Andouille Stuffed Pork Loin


It’s pork season!


In South Louisiana, it is perhaps always pork season.  I had a  three pound boneless
pork loin that had to be dealt with soon. I wanted to do something different. I happened to have some of Neil Richards andouille sausage and thought there is no better combination than pork loin and smoked, andouille pork sausage.


I like to buy my meat in a local meat market, Richard’s in Abbeville, LA.  I’ve talked about the advantages of this. I like knowing the folks there know the ranchers and growers. I also know there are no preservatives and other chemicals that disturb me.

You may not have that advantage. A great place to get really beautiful boneless pork loin in this area is Sam’s Club. It’s only $1.99 a pound and that’s right in line with boneless, skinless chicken breasts.

Sausage is one of those things that is as controversial as boudin, especially andouille sausage. Everyone has a unique recipe. You need to find the texture and spice level that suits you and your family’s taste buds.


Boneless pork loin-  for this I used one that weighed three pounds.

Andouille sausage-   as much as you can possibly stuff into the pork loin.

Cajun Seasoning-     this is a blend of Salt, red pepper, black pepper, garlic powder, onion powder and who knows what else depending on who is making it. You can purchase it already made in the spice aisle of your grocery store.


Wooden Skewer


Butterfly Effect

Butterfly the pork loin. I won’t go into great detail on how to do it now. There are scores of videos online. It’s not hard once you do it a few times.  It’s easier than making meatballs.

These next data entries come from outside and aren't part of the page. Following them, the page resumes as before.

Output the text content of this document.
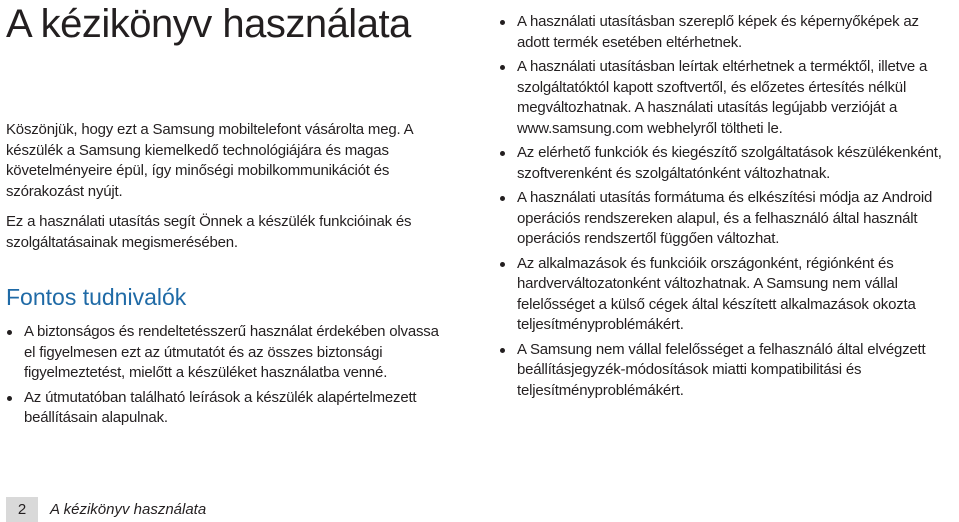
A kézikönyv használata

Köszönjük, hogy ezt a Samsung mobiltelefont vásárolta meg. A készülék a Samsung kiemelkedő technológiájára és magas követelményeire épül, így minőségi mobilkommunikációt és szórakozást nyújt.

Ez a használati utasítás segít Önnek a készülék funkcióinak és szolgáltatásainak megismerésében.

Fontos tudnivalók
A biztonságos és rendeltetésszerű használat érdekében olvassa el figyelmesen ezt az útmutatót és az összes biztonsági figyelmeztetést, mielőtt a készüléket használatba venné.
Az útmutatóban található leírások a készülék alapértelmezett beállításain alapulnak.
A használati utasításban szereplő képek és képernyőképek az adott termék esetében eltérhetnek.
A használati utasításban leírtak eltérhetnek a terméktől, illetve a szolgáltatóktól kapott szoftvertől, és előzetes értesítés nélkül megváltozhatnak. A használati utasítás legújabb verzióját a www.samsung.com webhelyről töltheti le.
Az elérhető funkciók és kiegészítő szolgáltatások készülékenként, szoftverenként és szolgáltatónként változhatnak.
A használati utasítás formátuma és elkészítési módja az Android operációs rendszereken alapul, és a felhasználó által használt operációs rendszertől függően változhat.
Az alkalmazások és funkcióik országonként, régiónként és hardverváltozatonként változhatnak. A Samsung nem vállal felelősséget a külső cégek által készített alkalmazások okozta teljesítményproblémákért.
A Samsung nem vállal felelősséget a felhasználó által elvégzett beállításjegyzék-módosítások miatti kompatibilitási és teljesítményproblémákért.
2	A kézikönyv használata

Flatten lay the pork flat on the cutting board.

You might want to sprinkle a some Cajun seasoning on this now.

Remove the casing from the sausage. I use a sharp knife to cut through only the casing.

I do this on opposite sides of the link. Then, simply peel it away and you should be left with the highly seasoned meat.

Most meat markets will put aside the sausage without the casing if you ask.

Chop up the sausage. Andouille usually has a different, often course texture. I like to chop it finely before stuffing anything.  You can put it in a blender of food processor, but chopping with a shape knife works well.


Place the sausage on the pork loin.

Roll it tightly. This is easier said than done, but you can do it. I know you can.

You’re ready to go all Fifty Shades of Grey on the pork loin. Have a few feet of string nearby to bind your loin.

I tied this in three places.   I used three individual pieces of string rather than attempting those fancy knots some chefs use.   I want this to be simple and fun.



HINT:  Place a wooden skewer through the rolled loin before you try to tie it. This can be a bit like rodeo calf roping if you’re not experienced. That meat will get away.  So, skewer or stab it and tie in a tight, but relaxed manner.

Once it’s tied, I take a little extra andouille and I force it into the rolled pork. I want this pork really stuffed tightly.


This is great on the grill. I offset grill. This means I place charcoal on one side  and the meat on the other.  I get the coals hot, close the lid and keep the temperature at a

constant 300-degrees.  It should be cooked in 90 minutes. Use a thermometer to make sure temperature of the andouille is 160-degrees.

The offset method keeps it from cooking too fast and keep it juicy.

You can also cook it in the over.  Set the oven on 300. I’d cover it for the first 60 minutes, then uncover for the last thirty-minutes.


This is really good. Pork is flavorful by itself.  When you combine it with andouille you get dish that rich, spicy and really kind of amazing.